Smart science papers and cold alpine springs,
These are a few of my favourite things.
Photo Kyrgyz Flowers. (cc) Martin Talbot.
The January 2011 Annals of Botany is out and I had hoped to put together a press release for one of the papers. Seeds of alpine plants are short lived: implications for long-term conservation by Mondoni et al is one of those papers that states the obvious, but does so in a way that makes you realise that some simple solutions aren’t going to work.
The problem is based around seed banks. These are banks where seeds are stored in cool conditions to prevent them from germinating. The one that grabs a lot of the headlines is the Svalbard Global Seed Vault, but there are others. I can follow that keeping the seeds cool prevents germination and allows storage. Svalbard is naturally very cold anyway, so it seems like a good location for a “Doomsday Seedbank”.* What I hadn’t thought through is that that it’s not just the Arctic that’s cold. The Alps, for example also get cold.
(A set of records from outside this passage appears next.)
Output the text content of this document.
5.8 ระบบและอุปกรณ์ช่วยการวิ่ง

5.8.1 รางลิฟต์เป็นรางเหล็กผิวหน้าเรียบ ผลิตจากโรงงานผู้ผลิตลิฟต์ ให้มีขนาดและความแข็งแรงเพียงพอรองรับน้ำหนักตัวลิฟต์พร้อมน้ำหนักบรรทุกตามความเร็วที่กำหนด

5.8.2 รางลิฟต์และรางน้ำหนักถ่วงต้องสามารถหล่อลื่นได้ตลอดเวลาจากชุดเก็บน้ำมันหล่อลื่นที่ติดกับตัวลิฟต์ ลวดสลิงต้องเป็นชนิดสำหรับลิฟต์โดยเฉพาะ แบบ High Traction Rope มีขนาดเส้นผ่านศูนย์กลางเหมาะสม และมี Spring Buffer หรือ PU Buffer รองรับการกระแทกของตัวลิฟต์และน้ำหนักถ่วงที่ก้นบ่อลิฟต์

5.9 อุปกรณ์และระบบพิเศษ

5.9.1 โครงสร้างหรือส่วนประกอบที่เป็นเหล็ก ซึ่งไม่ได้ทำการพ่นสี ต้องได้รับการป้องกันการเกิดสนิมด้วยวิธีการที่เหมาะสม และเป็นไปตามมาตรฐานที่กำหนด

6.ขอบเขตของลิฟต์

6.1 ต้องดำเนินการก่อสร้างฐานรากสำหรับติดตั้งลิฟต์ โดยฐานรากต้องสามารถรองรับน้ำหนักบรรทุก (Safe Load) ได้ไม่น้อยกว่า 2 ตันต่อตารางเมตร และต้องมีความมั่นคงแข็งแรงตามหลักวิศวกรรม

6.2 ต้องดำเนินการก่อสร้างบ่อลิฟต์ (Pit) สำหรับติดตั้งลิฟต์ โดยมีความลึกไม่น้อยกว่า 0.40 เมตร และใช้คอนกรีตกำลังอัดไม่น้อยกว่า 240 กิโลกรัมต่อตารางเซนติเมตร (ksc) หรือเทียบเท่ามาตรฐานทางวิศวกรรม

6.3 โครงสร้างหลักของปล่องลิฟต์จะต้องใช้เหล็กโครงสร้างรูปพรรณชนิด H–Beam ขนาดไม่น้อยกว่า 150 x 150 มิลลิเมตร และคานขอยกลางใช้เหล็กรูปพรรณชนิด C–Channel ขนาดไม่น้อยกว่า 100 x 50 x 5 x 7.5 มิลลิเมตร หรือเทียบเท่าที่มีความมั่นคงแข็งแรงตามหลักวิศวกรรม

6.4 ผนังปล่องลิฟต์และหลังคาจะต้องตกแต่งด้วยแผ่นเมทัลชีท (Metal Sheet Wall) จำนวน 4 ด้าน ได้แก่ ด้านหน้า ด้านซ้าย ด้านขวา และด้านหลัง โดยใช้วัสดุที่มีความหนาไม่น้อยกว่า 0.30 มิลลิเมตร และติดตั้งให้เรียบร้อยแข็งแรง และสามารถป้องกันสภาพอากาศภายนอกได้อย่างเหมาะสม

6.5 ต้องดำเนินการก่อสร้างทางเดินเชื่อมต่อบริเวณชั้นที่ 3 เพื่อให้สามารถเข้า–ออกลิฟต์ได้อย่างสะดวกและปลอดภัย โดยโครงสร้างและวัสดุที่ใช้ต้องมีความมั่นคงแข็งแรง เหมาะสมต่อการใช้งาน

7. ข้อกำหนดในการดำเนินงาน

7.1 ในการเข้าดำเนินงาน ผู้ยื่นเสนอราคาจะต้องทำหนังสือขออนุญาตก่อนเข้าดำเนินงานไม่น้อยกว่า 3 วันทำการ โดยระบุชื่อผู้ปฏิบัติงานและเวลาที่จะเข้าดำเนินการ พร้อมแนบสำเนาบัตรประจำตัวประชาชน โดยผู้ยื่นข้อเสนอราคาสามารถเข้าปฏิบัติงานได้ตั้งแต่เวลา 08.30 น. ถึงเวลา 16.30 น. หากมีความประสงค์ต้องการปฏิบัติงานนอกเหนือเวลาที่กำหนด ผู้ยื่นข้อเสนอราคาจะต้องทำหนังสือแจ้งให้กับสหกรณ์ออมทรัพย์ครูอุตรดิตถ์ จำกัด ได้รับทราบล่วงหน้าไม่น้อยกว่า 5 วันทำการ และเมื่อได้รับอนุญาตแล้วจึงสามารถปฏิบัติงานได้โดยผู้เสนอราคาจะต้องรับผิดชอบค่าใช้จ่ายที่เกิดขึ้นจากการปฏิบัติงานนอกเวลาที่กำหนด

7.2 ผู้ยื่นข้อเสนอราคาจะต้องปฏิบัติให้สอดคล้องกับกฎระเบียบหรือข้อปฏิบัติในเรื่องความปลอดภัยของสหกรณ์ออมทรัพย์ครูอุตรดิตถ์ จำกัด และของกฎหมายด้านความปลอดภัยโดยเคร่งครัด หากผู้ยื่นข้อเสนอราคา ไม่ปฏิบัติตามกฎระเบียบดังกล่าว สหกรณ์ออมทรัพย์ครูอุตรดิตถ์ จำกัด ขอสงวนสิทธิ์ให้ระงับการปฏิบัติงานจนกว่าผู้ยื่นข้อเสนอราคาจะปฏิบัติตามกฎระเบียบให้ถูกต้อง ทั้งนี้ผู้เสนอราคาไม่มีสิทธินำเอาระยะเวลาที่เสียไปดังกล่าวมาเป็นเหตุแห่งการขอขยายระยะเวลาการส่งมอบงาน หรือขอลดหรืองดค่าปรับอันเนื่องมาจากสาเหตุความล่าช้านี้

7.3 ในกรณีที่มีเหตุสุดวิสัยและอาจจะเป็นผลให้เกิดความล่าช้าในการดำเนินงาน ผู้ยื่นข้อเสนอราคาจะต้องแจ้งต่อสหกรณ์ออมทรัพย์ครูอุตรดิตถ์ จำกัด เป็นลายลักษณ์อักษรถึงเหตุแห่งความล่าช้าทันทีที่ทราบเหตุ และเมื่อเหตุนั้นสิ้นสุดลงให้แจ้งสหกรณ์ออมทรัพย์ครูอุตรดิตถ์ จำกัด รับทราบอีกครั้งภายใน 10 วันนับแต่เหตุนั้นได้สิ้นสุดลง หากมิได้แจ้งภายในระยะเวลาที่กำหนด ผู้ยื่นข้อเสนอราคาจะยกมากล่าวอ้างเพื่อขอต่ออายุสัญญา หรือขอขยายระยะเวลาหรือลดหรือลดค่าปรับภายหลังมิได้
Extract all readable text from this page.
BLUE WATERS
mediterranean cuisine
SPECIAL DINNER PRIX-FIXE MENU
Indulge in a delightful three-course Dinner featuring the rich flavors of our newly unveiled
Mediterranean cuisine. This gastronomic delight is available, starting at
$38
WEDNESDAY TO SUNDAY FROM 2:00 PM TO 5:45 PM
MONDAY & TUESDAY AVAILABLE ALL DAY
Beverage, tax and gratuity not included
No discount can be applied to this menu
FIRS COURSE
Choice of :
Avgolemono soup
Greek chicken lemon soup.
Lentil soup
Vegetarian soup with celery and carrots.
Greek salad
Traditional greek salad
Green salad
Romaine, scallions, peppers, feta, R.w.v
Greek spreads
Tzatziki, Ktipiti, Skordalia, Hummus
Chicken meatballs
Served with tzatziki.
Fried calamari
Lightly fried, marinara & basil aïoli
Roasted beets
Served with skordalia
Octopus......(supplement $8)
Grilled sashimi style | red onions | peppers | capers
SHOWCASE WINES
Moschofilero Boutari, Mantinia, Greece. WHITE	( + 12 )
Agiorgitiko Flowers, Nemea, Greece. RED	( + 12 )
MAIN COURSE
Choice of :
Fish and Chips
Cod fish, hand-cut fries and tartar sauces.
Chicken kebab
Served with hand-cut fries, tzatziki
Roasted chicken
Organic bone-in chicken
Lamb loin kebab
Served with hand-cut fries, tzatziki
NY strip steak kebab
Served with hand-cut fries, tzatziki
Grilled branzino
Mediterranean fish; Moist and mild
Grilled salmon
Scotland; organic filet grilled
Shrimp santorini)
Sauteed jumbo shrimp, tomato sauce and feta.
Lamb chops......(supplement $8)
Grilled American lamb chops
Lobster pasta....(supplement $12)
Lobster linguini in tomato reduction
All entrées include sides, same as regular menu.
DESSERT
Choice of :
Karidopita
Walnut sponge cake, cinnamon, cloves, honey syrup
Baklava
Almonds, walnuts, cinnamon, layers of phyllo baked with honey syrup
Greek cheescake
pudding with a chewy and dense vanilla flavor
This is what Modoni’s team discuss. Keeping the seeds of Alpine plants isn’t that clever an idea. The seeds are cold anyway. Seeds in warmer conditions need some resistance to the environment they’re in. Modoni et al argue that Alpine plants haven’t adapted for heat, because it’s never been a problem for them. With climate change, this will become an issue very quickly, and it’s likely the plants will not have time to adapt. They’ll driven up to higher and higher slopes as lower altitudes become warmer until they run out of mountain. At this point a seed bank would be a really helpful thing, to store the endangered seeds, but that’s not an option if a cool seed bank isn’t going to prevent germination and decay of seeds.
What I like about this paper is partly the seriousness and difficulty of the problem. These plants are at the base of a food chain for so many animals. If they go, they could take many animal species with them. I think there’s something here with wide appeal and relevance so it should make a perfect story for a press release.
My difficulty is I’ve really struggled to find an accessible start point. It’s a paper about Alpine plants. Which plants? Thistles, plaintains, basically what lowlanders would consider weeds. A story that weeds face extinction is not likely to tug at the heart strings of many readers. The animals that live off them? Insects, gnats, midges. The kind of creature that summer walkers in mountains could happily live without. More animals live off these creatures but the higher up the food chain we go, the further we move from the Botany.
Another way around the problem is to talk about the technique. This is also clever. One way to assess the seeds viability for long-term storage is to store them for a long period of time. That’s great if you have the time and funding to experiment. Modoni’s team took a short-cut. They accelerated the processes by raising the temperature and lightly baking the seeds. I can see why chemically and biologically this works. Heat is the driving force for these processes – so long as it’s not too high. That means more heat is like a fast-forward switch on the experiment. My difficulty is that if I wrote up a press release saying that Alpine plants will germinate in cold temperatures, because experiments with an oven showed they deteriorated at high temperatures, that will simply look insane. It would make sense with an extensive explanation of the method, but the size of a good press-release is one side of A4 and it would be doing well to get 200 words into a paper as a story.
David Frost sensibly suggested seeing if there could be a Sound of Music angle. Alas, Edelweiss was not one of the flowers and we don’t mangle the papers for the sake of making a story. In fact we run the press releases by the authors before putting them out to ensure they’re not horrified by what I’ve written.
So I’ve spent a few frustrating hours with this paper. I can’t shake the feeling there’s some way of writing up a press release that would have worked, but I still can’t see what it was. If you have any ideas feel free to tell me below. It’s too late for this paper, but I might be able to use the comments as inspiration for a future release.
*I’ll skip the problem that if it really is Doomsday, Svalbard will be an amazingly difficult place to access.